In this scenario, it is very unlikely that there will be a real positive change in the picture of real economic growth for Japan. Eliezer could advocate whatever monetary policy he wanted, but he would still probably be wrong, because the solution would be more through microeconomic reform. Perhaps an analysis from the point of view of new-classical macroeconomics is more fruitful than an analysis from the market monetarism paradigm.

Ohh yes, that was exactly one of my ideas when formulating this post. An AI alignment has to be designed in such a way as not to consider that society can be understood as a concrete / monolithic concept, but as an abstract one.

The consequences of an AI trying to improve society (as in the case of an agent-type AI) through a social indifference curve could be disastrous (perhaps a Skynet-level scenario...).

An alignment must be done through coordination between individuals. However, this seems to me to be an extremely difficult thing to do.

I - But would an analysis as sub-agents be better than an analysis as if they were the true agents? And why would they be subagents? Who would be the main causal agent?

II - Conclusions drawn from an analysis of utility theory through methodological individualism. 

But if individuals are not the basic fragments (the units to which we can most reduce our analysis), then what?

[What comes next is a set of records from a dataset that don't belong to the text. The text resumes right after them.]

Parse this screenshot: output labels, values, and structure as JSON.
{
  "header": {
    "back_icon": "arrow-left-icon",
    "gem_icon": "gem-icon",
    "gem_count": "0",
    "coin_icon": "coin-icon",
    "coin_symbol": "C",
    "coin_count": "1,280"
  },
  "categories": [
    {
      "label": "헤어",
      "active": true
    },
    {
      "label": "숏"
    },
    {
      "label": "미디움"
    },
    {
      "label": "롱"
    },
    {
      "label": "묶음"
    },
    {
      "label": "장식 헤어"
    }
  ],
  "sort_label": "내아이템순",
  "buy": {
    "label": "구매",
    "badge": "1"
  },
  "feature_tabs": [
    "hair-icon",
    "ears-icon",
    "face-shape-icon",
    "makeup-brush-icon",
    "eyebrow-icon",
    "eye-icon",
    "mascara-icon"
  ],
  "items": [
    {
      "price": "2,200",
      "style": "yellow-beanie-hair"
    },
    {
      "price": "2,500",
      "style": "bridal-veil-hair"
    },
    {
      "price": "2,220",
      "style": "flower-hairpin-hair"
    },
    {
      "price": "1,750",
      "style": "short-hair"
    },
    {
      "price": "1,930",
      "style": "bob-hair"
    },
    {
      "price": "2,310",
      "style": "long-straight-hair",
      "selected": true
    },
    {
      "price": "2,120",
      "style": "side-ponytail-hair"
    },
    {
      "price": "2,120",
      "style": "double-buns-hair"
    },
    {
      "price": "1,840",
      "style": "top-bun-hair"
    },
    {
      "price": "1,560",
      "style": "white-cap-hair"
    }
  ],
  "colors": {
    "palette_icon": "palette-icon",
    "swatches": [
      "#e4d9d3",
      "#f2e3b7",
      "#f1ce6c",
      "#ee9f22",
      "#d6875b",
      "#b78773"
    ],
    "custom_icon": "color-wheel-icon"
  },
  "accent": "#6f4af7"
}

In my view, we would start to enter into psychobiological investigations of how, for example, genes make choices. However, if we were to reduce it to that level, as David Friedman rightly observed, the conclusions would be the same...

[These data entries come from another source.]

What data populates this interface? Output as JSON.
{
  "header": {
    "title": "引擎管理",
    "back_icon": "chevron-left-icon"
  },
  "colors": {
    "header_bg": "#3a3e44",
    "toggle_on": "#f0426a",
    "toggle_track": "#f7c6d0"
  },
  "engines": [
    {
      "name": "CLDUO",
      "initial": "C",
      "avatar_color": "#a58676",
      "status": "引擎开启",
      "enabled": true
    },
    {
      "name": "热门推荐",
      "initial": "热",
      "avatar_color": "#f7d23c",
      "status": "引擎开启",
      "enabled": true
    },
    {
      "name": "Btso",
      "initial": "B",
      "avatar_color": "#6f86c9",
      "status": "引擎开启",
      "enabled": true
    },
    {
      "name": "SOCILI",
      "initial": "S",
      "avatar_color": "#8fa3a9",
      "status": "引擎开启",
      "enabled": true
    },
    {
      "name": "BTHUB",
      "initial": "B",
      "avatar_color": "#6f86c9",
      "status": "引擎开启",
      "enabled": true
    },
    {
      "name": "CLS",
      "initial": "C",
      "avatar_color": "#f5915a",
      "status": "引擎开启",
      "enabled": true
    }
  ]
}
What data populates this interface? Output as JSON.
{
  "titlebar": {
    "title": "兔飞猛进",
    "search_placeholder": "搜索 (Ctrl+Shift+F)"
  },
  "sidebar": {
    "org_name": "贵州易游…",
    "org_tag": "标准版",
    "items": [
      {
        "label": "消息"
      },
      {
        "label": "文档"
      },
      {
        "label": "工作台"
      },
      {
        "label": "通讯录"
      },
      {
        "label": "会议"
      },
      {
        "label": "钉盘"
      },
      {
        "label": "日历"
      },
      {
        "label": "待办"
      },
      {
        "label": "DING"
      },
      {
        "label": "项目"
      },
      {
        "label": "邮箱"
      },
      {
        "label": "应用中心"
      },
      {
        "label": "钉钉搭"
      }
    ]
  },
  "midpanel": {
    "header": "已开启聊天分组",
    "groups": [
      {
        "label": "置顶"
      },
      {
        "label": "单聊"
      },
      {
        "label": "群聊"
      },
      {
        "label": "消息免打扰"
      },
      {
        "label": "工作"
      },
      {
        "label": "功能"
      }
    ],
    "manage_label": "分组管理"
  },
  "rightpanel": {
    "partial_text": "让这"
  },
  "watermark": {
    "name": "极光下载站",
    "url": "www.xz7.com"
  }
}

The problem is that a holistic abstraction like "the society" is less effective in describing a picture closer to reality than the ideal type of methodological individualism ("the individual"). Reducing it to this fundamental fragment is much better at describing the processes that actually occur in so-called social phenomena.

And yes, Democracy is the system that best captures this notion that it is not possible to achieve a total improvement of the society.

It is certainly possible that there are ways to improve the situation of more than one person, given that non-zero-sum games exist. The problem, as noted by Elinor Ostrom in her analysis of the governance of the commons (Ostrom 1990, ch 5), is that increasing social complexity (e.g. bringing more agents with different preferences into the game) makes alignment between players less and less likely.